Data Access Instructions#

This page consists of data access instructions for the Symphony, Milky Way-est, and EDEN suites. The Milky Way-est suite also contains some specialized data products. A Jupyter notebook walking through how to use these Milky Way-est data products is hosted here under the “Getting Started” tab.

Data is stored as a series of .tar files at this password-protected link. If you fill out this form, a username and password will be emailed to you. Once you have access, any method for downloading these .tar files will work, although we have several suggested methods below.

Each halo has a single .tar file per dataset, formatted as {suite}_{halo name}_{dataset} so SymphonyLCluster_Halo_001_halos.tar contains the halos dataset for Halo_001 in the LCluster suite. Some datasets are quite large and will not be needed by all users, so you will need to download them separately. See the Data Specifications page for the list of available datasets.

If you download all your .tar files into the same directory, they will automatically unpack into the correct directory structure expected by our analysis libraries by manually opening the .tar files or by running the following Python script in the data directory:

import tarfile, glob, os.path

input_directory = "."
output_directory = "."

for file_name in glob.glob(os.path.join(input_directory, "*.tar")):
    f = tarfile.open(file_name)
    f.extractall(output_directory)
    f.close()

Download Methods#

In principle, one could just manually download files from s3df.slac.stanford.edu/data/kipac/symphony after getting password access, but we provide two suggested automated methods for downloading data. The first is to use some simple downloading library functions in our Symlib analysis library, and the second is to use an external tool named rclone. rclone is a far better and more reliable approach than our library, especially when downloading the larger datasets, but it requires more setup.

Downloading with Symlib

First, install/update Symlib.

pip install symlib -U

You can use the symlib.download_files() function to download whichever datasets you want to use. The entire dataset will be stored in a single base directory. Each suite has is its own sub-directory within the base, and each zoom-in simulation has a subdirectory within its suite.

The following Python code shows examples of how to use this function.

import symlib
user = "my_user_name"
password = "my_password"

# The base directory where data will be downloaded to.
data_dir = "path/to/storage/location"

# The dataset you want to download.
target = "halos"

# Download the first host halo in the Milky Way-mass suite.
symlib.download_files(user, password, "SymphonyMilkyWay", 0,
        data_dir, target=target)

# Download all the host halos in the Milky Way-mass suite.
symlib.download_files(user, password, "SymphonyMilkyWay", None,
        data_dir, target=target)

# Download all the host halos across all the suites.
symlib.download_files(user, password, None, None,
        data_dir, target=target)

You can also get a list of suite names with symlib.suite_names() and host counts for a given suite with symlib.n_hosts() so you can use a for loop instead of None.

symlib.download_files() is certainly capable of downloading all our datasets, but the chances of it encountering a network error that it cannot fix and recover from is quite large when attempting to download the three larger datasets.
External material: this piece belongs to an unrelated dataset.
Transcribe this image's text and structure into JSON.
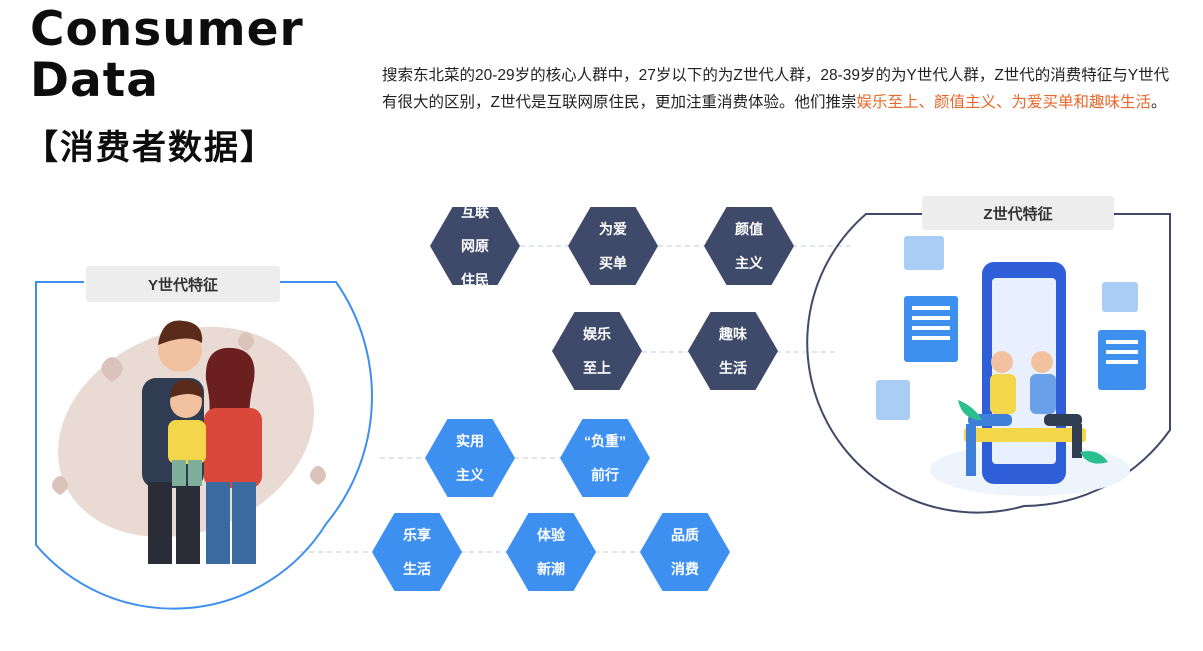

We recommend only relying on it if you want to download halos datasets or if you are unable to set up rclone on your computer.

Downloading with rclone

rclone is a cross-platform command-line tool which allows for easy file transfer between systems. Follow the instructions here to install. Once you have installed rclone, you will be asked to run

rclone config

to register the location of the simulation datasets and save your username and password. Run this command, then set up a “New remote” (n), call this remote symphony, set the storage type of this remote to http, and the url of this remote to https://xxxxx:yyyyyy@s3df.slac.stanford.edu/data/kipac/symphony, except that xxxxx should be your username and yyyyy should be your password.

To test that you have set up rclone correctly, run

rclone ls symphony:

If successful, you will see a list of all the simulation .tar files printed to the screen. You can then download files using the command

rclone copy symphony: --include "target_file_name.tar" . --verbose

Here, "target_file_name.tar" can either be a single file or it can be a string with wildcards in it which will download each file that it matches. For example "SymphonyMilkyWay_*_halos.tar" would download the halos dataset for all the SymphonyMilkyWay hosts, and "*_*_particles.tar" would download the particle-tracking data for all suites and all halos. Remember to put quotes around the file name.